After my visit to Portland in October of 2015, I fell in love with the Pacific Northwest. An added bonus is that there is going to be another love moving there with me: my big sister, Amber.
Denver holds a very big place in my heart. Hailing from Columbus, Ohio, I loved where I came from but I never really thought of a city as being something I could connect with, or something that would identify me. Denver has completely changed that. I've lived here for 13-years now, and have had some truly amazing experiences that have shaped the life that I'm so grateful to lead each day.
Living in Denver has helped me to grow into my own skin, learn to love myself, and find meaning in my work and career. It has also allowed me to meet friends that I know I will have with me for the rest of my life.
Now, it's time for the next chapter!
Funnily enough, I began writing this post back in April of 2016. I was almost ready then, but I let certain circumstances delay taking the leap. Now that we're off to the start of 2017, (and after some VERY long conversations with Amber), I've felt the pull again. And this time, it's for reals.

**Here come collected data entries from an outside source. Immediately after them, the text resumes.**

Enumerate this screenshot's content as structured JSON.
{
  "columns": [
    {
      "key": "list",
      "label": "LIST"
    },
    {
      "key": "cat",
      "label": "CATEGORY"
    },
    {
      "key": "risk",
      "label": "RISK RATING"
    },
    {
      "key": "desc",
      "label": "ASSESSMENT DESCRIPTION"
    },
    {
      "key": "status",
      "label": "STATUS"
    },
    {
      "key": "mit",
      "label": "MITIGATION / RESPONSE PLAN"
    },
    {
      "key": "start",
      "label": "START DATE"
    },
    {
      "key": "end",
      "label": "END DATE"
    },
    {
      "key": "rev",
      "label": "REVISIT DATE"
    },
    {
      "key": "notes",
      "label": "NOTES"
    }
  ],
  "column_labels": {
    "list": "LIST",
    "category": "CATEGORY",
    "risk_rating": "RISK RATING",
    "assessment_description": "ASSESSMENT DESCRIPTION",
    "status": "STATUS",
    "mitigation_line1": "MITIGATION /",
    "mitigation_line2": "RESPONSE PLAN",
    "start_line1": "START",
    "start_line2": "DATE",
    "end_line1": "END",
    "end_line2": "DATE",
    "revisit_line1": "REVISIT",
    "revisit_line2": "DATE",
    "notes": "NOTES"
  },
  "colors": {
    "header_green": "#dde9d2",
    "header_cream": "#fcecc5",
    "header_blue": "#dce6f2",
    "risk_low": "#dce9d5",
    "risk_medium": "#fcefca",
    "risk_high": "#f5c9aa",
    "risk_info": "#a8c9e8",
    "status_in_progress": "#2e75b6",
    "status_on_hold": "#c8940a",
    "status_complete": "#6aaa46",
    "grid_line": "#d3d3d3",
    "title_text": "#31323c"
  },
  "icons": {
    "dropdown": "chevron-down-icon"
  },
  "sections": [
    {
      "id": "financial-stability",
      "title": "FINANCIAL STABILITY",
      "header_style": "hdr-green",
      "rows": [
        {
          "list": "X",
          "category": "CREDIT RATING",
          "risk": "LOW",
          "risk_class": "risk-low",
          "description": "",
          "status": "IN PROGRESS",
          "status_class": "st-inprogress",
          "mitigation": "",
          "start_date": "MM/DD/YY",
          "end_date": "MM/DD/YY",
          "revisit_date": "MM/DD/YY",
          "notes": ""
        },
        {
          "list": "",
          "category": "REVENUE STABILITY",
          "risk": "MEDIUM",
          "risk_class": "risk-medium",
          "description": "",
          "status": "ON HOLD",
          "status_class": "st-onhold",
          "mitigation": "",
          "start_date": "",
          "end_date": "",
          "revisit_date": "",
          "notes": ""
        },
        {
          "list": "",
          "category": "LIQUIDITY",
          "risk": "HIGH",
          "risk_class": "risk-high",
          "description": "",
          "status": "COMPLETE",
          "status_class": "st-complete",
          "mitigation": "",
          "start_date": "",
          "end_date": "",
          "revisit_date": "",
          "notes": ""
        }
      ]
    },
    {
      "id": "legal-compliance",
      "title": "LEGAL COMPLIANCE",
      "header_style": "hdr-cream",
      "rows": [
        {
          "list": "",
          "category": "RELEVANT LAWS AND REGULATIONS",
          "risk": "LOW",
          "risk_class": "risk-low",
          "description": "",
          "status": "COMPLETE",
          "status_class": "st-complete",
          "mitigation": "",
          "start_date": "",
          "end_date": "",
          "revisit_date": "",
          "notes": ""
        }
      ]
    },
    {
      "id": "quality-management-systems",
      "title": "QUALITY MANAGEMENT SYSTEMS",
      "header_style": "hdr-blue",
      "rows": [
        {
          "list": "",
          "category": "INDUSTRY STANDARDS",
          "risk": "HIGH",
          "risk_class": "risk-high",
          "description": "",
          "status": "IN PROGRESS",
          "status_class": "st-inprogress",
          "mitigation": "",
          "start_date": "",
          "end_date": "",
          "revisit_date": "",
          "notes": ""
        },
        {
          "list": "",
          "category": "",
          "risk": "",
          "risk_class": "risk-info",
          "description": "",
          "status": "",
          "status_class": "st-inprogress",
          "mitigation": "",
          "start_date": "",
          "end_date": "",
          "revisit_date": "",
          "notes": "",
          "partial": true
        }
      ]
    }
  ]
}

Lucky for me, I already have some wonderful friends in Portland, and Seattle. But leaving Denver will be really hard. My parents, and younger sister Taryn still live here, as do so many close friends that I consider family. There will be a lot of tears (mostly from me, I'm sure).
In preparation for my move, I've already begun to take an inventory of what I want to take with me and what I want to leave behind. As I do so I feel a rush of excitement. The thrill of the unknown gives me something to hope for. A new sense of purpose.
I'm also realizing that I have accumulated a lot of crap over the years.
In my post "Letting Go" I discussed my discovery of minimalism, and how I started applying it to my daily life. Even with everything I've learned, and how many material things I've been able to let go of, there's still more that I am holding on to that I don't really need. And honestly, I'm not sure I want to carry that stuff with me anymore.
More about how I plan to do that in my next post (teaser alert!), but this is about my Portland announcement. I hope to see everyone before I go, but please know you're always welcome to visit!
And I'll be back to visit too, of course. That's a promise.